When they analyzed the searches without adjusting for the total number of reports published, Ward and Lafferty found that reports of disease increased for all groups. But when they analyzed the normalized results, they found that trends varied. While there was a clear increase in disease among turtles, corals, mammals, urchins, and mollusks, they found no significant trends for seagrasses, decapods, and sharks/rays. And they found that disease reports actually decreased for fishes. (One explanation for this decrease could be that drastic reductions in population density present fewer opportunities for transmitting infection.) Ward and Lafferty tested the soundness of this approach by using a disease (raccoon rabies) for which baseline data exist and showing that normalized reports of raccoon rabies increased since 1970, just as the disease increased from one case reported in Virginia in 1977 to an “epizootic” outbreak, affecting eight mid-Atlantic states and Washington, D.C., by 1992.

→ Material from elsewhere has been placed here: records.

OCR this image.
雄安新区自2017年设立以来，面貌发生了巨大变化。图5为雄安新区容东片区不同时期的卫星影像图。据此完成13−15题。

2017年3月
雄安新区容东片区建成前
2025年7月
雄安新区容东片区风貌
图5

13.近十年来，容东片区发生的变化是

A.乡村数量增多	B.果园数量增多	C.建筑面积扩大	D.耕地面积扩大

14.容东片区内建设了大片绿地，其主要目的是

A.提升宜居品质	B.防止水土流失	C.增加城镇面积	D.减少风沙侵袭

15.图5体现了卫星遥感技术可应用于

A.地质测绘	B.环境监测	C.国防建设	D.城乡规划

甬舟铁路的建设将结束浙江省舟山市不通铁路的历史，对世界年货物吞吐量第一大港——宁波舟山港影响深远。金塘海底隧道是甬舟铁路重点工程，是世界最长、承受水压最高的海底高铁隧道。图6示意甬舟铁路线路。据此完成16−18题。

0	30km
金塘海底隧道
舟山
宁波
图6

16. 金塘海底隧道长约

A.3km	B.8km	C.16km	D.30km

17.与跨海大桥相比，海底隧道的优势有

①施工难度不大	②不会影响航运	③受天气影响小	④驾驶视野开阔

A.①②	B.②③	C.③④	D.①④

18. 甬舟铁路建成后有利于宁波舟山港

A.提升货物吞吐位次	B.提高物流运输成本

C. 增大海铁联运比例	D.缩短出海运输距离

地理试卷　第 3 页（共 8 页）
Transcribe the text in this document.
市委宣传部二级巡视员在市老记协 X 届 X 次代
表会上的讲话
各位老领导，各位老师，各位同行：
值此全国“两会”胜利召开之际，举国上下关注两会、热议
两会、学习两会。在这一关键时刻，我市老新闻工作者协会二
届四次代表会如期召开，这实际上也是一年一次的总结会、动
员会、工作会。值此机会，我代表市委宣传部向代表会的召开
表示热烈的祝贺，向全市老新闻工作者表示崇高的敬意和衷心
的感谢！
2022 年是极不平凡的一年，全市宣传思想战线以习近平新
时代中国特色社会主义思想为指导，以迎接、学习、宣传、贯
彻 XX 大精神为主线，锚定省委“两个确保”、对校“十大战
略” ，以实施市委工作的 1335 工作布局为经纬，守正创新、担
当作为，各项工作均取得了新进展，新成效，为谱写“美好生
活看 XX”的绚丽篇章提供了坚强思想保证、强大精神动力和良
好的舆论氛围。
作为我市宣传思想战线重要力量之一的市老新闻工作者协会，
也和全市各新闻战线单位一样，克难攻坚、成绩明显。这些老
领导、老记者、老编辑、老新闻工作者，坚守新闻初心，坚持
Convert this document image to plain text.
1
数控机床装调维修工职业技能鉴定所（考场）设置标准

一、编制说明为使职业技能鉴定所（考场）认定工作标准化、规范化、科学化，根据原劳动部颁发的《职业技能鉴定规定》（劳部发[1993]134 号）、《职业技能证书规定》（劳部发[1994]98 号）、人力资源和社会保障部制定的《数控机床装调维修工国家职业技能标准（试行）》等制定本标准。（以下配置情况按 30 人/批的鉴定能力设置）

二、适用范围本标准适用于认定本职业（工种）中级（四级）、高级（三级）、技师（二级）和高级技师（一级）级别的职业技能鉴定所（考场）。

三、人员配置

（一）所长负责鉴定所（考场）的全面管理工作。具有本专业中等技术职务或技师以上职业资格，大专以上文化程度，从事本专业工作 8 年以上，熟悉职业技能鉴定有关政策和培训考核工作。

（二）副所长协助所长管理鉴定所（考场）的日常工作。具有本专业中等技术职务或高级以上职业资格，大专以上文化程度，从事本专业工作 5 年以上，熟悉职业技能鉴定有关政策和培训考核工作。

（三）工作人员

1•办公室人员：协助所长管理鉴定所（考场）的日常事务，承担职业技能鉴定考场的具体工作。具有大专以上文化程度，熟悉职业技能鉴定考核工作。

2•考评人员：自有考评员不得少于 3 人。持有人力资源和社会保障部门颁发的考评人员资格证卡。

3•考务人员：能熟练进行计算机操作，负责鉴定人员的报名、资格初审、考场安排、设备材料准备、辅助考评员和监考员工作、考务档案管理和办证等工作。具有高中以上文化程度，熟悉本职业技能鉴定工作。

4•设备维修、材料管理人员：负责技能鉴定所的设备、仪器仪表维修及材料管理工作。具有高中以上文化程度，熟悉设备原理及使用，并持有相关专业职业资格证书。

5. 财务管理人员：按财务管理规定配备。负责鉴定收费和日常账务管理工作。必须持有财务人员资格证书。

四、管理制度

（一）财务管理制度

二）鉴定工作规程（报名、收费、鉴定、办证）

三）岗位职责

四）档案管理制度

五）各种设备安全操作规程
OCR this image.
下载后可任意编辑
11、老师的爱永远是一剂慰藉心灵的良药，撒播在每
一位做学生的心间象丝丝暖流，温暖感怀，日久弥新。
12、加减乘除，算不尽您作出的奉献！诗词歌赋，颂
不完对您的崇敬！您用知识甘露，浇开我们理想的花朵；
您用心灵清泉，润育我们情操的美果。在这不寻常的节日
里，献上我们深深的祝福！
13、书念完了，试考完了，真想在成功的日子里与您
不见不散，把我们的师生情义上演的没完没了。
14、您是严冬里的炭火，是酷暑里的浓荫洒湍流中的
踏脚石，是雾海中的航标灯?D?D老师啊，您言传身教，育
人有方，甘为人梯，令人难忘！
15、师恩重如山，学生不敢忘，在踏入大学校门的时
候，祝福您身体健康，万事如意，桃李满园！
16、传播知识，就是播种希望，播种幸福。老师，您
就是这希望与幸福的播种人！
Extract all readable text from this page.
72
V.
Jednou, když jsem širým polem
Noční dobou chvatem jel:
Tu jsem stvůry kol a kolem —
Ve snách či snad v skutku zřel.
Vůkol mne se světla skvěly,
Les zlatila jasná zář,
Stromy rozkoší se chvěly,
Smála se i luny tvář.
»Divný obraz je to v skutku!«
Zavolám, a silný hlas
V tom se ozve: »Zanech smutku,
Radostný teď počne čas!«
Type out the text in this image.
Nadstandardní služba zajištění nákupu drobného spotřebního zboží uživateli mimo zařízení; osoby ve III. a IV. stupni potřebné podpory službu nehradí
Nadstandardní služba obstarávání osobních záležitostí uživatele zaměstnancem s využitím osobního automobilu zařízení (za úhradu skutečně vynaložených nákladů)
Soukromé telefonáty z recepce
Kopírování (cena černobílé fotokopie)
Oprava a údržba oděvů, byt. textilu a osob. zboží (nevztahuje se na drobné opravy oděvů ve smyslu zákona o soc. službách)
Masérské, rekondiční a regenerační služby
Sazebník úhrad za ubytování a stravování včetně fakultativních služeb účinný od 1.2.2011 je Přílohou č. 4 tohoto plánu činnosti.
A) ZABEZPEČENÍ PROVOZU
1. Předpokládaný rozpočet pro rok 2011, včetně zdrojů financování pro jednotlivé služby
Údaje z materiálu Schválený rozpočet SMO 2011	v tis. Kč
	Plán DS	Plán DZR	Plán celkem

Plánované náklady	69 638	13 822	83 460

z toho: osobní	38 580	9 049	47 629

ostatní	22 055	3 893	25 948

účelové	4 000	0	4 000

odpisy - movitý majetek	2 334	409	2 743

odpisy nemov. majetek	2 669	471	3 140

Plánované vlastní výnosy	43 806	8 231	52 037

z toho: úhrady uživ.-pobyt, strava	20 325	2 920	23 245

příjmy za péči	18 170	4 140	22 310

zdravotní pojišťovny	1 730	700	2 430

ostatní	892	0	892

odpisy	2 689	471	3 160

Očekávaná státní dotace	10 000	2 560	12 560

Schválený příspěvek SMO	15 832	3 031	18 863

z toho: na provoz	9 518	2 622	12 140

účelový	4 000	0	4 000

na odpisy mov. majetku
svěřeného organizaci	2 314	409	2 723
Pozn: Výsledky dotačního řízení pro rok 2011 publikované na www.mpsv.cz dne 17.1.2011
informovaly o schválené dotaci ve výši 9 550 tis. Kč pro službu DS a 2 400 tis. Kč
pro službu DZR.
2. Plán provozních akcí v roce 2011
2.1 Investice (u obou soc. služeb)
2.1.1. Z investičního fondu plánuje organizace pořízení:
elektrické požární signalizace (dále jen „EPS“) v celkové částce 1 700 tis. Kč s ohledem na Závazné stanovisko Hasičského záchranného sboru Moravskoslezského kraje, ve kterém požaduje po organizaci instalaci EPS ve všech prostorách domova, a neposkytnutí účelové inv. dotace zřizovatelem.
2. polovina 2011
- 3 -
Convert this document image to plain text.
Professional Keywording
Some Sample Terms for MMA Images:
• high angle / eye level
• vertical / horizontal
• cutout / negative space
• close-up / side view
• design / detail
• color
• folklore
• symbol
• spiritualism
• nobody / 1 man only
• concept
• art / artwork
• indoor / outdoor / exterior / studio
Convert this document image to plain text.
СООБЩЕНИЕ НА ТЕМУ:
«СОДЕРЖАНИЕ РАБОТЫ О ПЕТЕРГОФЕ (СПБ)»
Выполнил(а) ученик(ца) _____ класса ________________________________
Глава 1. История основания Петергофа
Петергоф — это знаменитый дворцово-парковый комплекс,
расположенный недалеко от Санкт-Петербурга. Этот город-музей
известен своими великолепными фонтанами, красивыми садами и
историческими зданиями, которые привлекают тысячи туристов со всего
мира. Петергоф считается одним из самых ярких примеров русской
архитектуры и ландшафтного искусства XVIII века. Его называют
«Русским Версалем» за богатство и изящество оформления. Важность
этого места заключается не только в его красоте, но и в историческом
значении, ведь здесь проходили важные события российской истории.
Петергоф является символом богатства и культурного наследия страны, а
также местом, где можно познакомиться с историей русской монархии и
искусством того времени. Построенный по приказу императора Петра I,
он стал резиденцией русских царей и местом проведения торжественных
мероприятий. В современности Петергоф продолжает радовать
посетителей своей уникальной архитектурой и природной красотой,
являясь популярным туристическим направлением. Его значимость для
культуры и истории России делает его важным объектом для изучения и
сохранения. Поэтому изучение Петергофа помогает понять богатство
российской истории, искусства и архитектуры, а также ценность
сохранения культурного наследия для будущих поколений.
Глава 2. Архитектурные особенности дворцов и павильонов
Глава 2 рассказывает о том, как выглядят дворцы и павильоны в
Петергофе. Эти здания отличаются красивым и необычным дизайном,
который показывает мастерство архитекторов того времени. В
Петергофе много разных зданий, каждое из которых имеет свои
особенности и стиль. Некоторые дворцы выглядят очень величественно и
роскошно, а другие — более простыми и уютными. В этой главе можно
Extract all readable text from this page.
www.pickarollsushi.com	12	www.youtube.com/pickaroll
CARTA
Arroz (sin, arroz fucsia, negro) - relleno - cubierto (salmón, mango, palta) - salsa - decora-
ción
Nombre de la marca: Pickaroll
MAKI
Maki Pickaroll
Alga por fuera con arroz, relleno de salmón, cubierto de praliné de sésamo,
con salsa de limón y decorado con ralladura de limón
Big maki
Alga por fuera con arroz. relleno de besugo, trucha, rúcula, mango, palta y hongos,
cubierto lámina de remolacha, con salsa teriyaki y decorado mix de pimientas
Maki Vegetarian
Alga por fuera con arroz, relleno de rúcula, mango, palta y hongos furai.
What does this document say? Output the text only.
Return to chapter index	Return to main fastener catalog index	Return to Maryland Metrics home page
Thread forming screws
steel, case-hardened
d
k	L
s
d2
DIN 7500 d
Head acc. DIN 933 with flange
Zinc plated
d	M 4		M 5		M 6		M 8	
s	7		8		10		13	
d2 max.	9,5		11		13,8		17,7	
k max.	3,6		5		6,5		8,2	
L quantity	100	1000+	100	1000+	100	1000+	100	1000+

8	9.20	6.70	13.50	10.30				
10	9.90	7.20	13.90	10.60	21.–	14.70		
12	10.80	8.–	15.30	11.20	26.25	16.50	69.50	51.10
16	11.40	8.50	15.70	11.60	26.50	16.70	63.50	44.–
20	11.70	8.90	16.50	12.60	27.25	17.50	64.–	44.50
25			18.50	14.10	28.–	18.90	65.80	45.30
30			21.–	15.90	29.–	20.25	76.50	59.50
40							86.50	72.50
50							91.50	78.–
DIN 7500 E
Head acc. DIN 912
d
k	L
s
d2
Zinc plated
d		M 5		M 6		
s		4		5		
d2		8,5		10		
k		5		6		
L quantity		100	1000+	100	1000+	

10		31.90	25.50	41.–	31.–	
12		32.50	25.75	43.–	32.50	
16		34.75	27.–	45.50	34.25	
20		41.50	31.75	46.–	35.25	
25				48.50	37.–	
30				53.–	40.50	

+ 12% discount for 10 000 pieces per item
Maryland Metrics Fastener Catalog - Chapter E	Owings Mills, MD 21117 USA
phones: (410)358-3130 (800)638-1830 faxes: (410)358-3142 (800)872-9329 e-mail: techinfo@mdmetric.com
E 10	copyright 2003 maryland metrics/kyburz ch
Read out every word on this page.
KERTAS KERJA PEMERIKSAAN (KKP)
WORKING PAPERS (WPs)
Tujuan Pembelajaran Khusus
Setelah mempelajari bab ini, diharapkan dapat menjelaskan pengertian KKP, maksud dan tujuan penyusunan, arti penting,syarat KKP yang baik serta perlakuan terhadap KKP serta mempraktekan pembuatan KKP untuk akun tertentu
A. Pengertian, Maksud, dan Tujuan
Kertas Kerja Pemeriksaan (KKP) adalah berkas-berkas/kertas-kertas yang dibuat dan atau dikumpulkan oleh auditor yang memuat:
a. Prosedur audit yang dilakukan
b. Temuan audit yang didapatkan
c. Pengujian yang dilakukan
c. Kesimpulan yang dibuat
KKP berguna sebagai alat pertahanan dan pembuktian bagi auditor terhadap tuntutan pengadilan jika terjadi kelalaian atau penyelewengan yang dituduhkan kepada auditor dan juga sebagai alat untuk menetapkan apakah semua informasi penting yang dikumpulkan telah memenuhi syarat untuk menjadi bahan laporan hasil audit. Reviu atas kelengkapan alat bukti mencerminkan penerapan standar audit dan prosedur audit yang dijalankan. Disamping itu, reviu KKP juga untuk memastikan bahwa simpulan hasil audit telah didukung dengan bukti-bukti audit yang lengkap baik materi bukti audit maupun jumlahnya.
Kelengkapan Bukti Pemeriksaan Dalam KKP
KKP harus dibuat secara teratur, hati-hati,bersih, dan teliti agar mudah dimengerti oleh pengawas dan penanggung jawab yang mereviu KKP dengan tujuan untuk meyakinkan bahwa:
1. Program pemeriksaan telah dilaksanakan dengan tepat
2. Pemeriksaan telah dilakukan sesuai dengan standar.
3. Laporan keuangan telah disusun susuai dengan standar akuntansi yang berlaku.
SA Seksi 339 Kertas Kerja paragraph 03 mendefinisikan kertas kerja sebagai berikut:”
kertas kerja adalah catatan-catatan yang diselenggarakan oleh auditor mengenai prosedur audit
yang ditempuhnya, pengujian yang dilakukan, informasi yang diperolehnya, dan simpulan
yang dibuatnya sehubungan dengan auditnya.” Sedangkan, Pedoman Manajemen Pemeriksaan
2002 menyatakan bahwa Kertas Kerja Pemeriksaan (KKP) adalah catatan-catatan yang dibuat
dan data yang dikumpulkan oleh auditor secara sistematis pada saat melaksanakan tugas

The pattern of increased reports, the authors propose, confirms scientists' perceptions about the rising distress of threatened populations and thus reflects a real underlying pattern in nature. The fact that disease did not increase in all taxonomic groups suggests that increases in disease are not simply the result of increased study and that certain stressors, such as global climate change, likely impact disease in complex ways. By demonstrating that an actual change in disease over time is accompanied by a corresponding change in published reports by scientists, Ward and Lafferty have created a powerful tool to help evaluate trends in disease in the absence of baseline data. It is only by understanding the dynamics of disease outbreaks that scientists can help develop sound methods to contain them.